Remember the good ol’ days, when you’d head to your local Best Buy to pick up the latest CD from your favorite artist? You’d hope it didn’t sell out yet, and once you grabbed the coveted item, you’d spend the rest of your time strolling down the aisles looking for more CDs to purchase. Eventually, you’d leave the store with a pile of CDs and an empty wallet. Well, those days are over.

Best Buy told reporters that it will no longer sell CDs in store starting in July, according to Billboard. Sources explained that CD sales at Best Buy generated $40 million annually, which is a big change from its heyday back in the late ‘90s and early ‘00s.

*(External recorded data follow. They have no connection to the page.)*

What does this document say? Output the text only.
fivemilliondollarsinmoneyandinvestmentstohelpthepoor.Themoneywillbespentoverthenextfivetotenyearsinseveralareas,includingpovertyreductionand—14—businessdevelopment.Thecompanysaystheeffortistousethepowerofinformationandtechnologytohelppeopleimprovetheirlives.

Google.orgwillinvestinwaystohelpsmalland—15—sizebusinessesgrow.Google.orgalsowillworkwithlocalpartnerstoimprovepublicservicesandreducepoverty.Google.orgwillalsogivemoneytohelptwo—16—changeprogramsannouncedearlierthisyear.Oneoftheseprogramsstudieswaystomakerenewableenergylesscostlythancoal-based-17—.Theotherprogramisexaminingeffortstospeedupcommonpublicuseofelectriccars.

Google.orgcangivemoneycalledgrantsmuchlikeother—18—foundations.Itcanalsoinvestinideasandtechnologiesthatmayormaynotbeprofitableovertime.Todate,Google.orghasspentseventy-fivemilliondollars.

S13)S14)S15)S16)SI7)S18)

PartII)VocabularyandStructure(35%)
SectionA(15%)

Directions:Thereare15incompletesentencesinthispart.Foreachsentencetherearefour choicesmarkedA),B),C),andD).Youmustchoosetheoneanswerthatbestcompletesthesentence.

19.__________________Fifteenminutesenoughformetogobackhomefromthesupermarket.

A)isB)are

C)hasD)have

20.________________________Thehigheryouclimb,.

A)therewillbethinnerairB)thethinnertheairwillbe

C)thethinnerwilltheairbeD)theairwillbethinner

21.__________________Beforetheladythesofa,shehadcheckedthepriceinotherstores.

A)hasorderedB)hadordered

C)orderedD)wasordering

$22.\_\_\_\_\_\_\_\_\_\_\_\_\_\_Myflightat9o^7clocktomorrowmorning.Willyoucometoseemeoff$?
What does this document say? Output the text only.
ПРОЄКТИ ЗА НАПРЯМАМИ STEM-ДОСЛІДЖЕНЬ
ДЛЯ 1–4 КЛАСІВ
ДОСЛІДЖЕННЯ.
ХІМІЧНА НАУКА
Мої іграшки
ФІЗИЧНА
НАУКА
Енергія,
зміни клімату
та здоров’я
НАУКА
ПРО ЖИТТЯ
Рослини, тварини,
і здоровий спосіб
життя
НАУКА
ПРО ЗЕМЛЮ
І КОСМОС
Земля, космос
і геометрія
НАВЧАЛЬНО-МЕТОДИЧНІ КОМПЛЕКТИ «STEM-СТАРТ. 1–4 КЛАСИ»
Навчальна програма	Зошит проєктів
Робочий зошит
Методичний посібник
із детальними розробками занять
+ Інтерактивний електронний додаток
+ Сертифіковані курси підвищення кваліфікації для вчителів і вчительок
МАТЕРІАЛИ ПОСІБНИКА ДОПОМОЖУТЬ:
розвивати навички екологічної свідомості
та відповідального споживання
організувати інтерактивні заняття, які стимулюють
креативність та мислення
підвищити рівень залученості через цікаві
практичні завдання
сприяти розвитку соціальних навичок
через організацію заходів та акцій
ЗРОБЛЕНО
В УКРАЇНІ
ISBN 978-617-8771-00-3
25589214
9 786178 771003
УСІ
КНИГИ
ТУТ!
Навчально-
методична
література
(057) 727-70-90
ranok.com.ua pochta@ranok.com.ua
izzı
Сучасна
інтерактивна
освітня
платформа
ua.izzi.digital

While the big-box retailer’s decision is no surprise since we’re all listening to music digitally and on streaming platforms now, a lot of people who grew with Discman players are pretty upset about it. From a quick search on Twitter, people are waxing poetic about the first CD they ever bought and remembering when Best Buy was the place to get music. One Twitter user said, “I’m old enough to remember when Best Buy was a CD store that also carried computers and refrigerators.”

And some users who haven’t bought a CD in years are upset: “I just saw a report that Best Buy will stop selling CDs in July. Now I haven’t bought a CD in quite some time but this still makes me very sad.” Of course, there are plenty of jokes, too, with a lot of users predicting that CDs will be as “hip” as vinyl records in the future: “Just wait till I open my own hipster CD store in West Hollywood, @BestBuy.”

If that’s not enough change, Billboard also reports that Target is changing its CD business, too. Sources said that Target told music suppliers that it would only pay for CDs sold, rather than paying in advance for the whole inventory and getting money back for CDs not purchased.

If you’re feeling nostalgic, head to Best Buy before CDs go off the shelves. And to make yourself feel better, the retailer will still keep vinyl records in stock.